Shane didn’t know a Gulfstream 3 from a palomino pony, but he nodded anyway. “ ’Bout how much is that gonna run?” he asked.
“It’s fifteen each way, thirty for the whole trip. We won’t charge you for hangar time up to five hours; after that, the ground rate is one-half the hourly.”
“Not giving us much of a break here, are you, Vern?” Shane said.
“Our prices are competitive. Make as many calls as you want—check it out. However, if you’re i
nterested in an opinion, it is a bit unusual to be getting paid with used bills out of a suitcase.”
Stalemate.
Shane moved to the sofa, put the open suitcase on his lap, and began counting out stacks of banded cash. Each packet had fifty twenty-dollar bills in it.
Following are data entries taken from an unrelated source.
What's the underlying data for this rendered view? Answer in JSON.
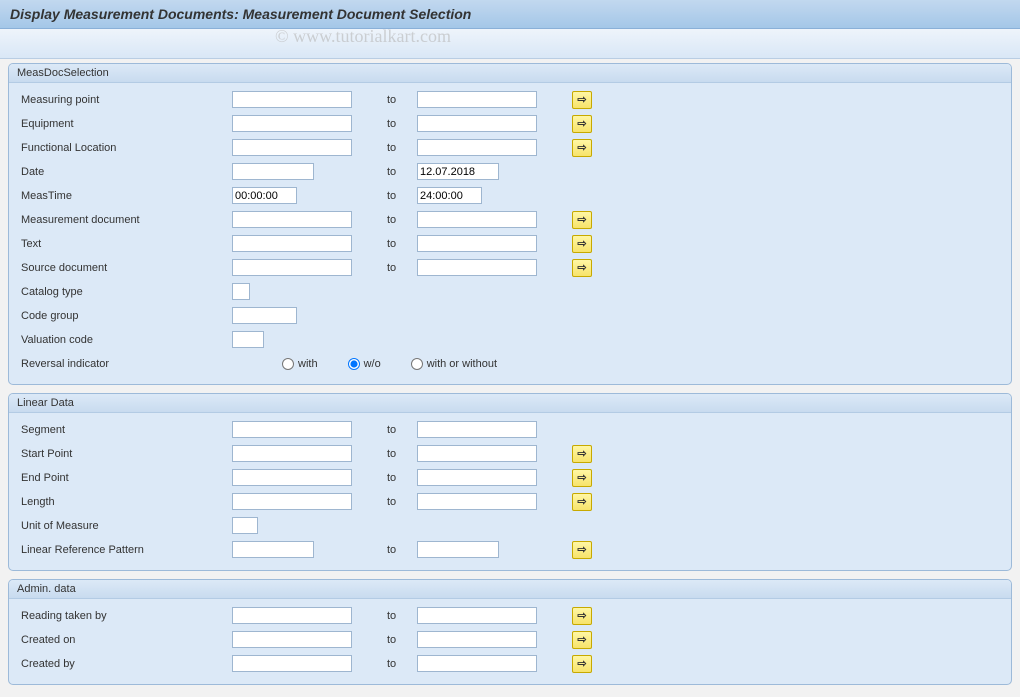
{
  "title": "Display Measurement Documents: Measurement Document Selection",
  "watermark": "© www.tutorialkart.com",
  "groups": {
    "measDoc": {
      "header": "MeasDocSelection",
      "rows": {
        "measPoint": {
          "label": "Measuring point",
          "from": "",
          "to_lbl": "to",
          "to": "",
          "multi": true
        },
        "equipment": {
          "label": "Equipment",
          "from": "",
          "to_lbl": "to",
          "to": "",
          "multi": true
        },
        "funcLoc": {
          "label": "Functional Location",
          "from": "",
          "to_lbl": "to",
          "to": "",
          "multi": true
        },
        "date": {
          "label": "Date",
          "from": "",
          "to_lbl": "to",
          "to": "12.07.2018"
        },
        "measTime": {
          "label": "MeasTime",
          "from": "00:00:00",
          "to_lbl": "to",
          "to": "24:00:00"
        },
        "measDoc": {
          "label": "Measurement document",
          "from": "",
          "to_lbl": "to",
          "to": "",
          "multi": true
        },
        "text": {
          "label": "Text",
          "from": "",
          "to_lbl": "to",
          "to": "",
          "multi": true
        },
        "sourceDoc": {
          "label": "Source document",
          "from": "",
          "to_lbl": "to",
          "to": "",
          "multi": true
        },
        "catalogType": {
          "label": "Catalog type",
          "from": ""
        },
        "codeGroup": {
          "label": "Code group",
          "from": ""
        },
        "valuation": {
          "label": "Valuation code",
          "from": ""
        },
        "reversal": {
          "label": "Reversal indicator",
          "options": {
            "with": "with",
            "wo": "w/o",
            "wow": "with or without"
          }
        }
      }
    },
    "linear": {
      "header": "Linear Data",
      "rows": {
        "segment": {
          "label": "Segment",
          "from": "",
          "to_lbl": "to",
          "to": ""
        },
        "startPt": {
          "label": "Start Point",
          "from": "",
          "to_lbl": "to",
          "to": "",
          "multi": true
        },
        "endPt": {
          "label": "End Point",
          "from": "",
          "to_lbl": "to",
          "to": "",
          "multi": true
        },
        "length": {
          "label": "Length",
          "from": "",
          "to_lbl": "to",
          "to": "",
          "multi": true
        },
        "uom": {
          "label": "Unit of Measure",
          "from": ""
        },
        "linRef": {
          "label": "Linear Reference Pattern",
          "from": "",
          "to_lbl": "to",
          "to": "",
          "multi": true
        }
      }
    },
    "admin": {
      "header": "Admin. data",
      "rows": {
        "readBy": {
          "label": "Reading taken by",
          "from": "",
          "to_lbl": "to",
          "to": "",
          "multi": true
        },
        "createdOn": {
          "label": "Created on",
          "from": "",
          "to_lbl": "to",
          "to": "",
          "multi": true
        },
        "createdBy": {
          "label": "Created by",
          "from": "",
          "to_lbl": "to",
          "to": "",
          "multi": true
        }
      }
    }
  }
}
Shane counted out thirty stacks, snapped the suitcase shut, then walked up and handed the money to Vern Lathrope, who couldn’t get his right eyebrow down from the middle of his forehead.
“I usually have a brown paper bag for transactions like this,” Shane said as he shoved the cash over.
Shane and Alexa sat and waited on the expensive calf-leather couches, now clients of Million-Air Charters. Shane made two calls to Sandy, but she didn’t pick up and her answering machine was off.
Half an hour later two young pilots in uniforms led Shane and Alexa to the Gulfstream 3 that Shane now realized was the biggest plane sitting on the flight line.
“Vern didn’t like taking used cash, but he sure didn’t mind renting us the most expensive piece of iron he had,” Shane groused.
They stepped on a small rectangular red carpet before climbing the ladder and entering the jet. Then the copilot quickly rolled it up and stuffed it in a luggage compartment, with a “so much for that” smile on his face. He climbed up the stairs and pulled the door up after him. A few minutes later the Gulfstream jet, with Shane and Alexa and nine empty seats, was out on the end of the Long Beach runway, waiting for the tower to green-light the takeoff.
Shane found a beer in the refrigerator and brought one back to Alexa, who had kicked off her shoes and was reclining in the seat.
The plush interior was heavily scented with the smell of English leather. Rich, polished burlwood glistened in the Trivoli lighting. There were Baccarat crystal glasses in slots over a full bar.
“Okay, Shane and Alexa,” Bob, their friendly pilot, said. “We’re cleared for takeoff, so we’re gonna do our thing now. Anything we can get you along the way, we’re on channel three on the intercom.”
“Thank you,” Shane said to the empty cabin.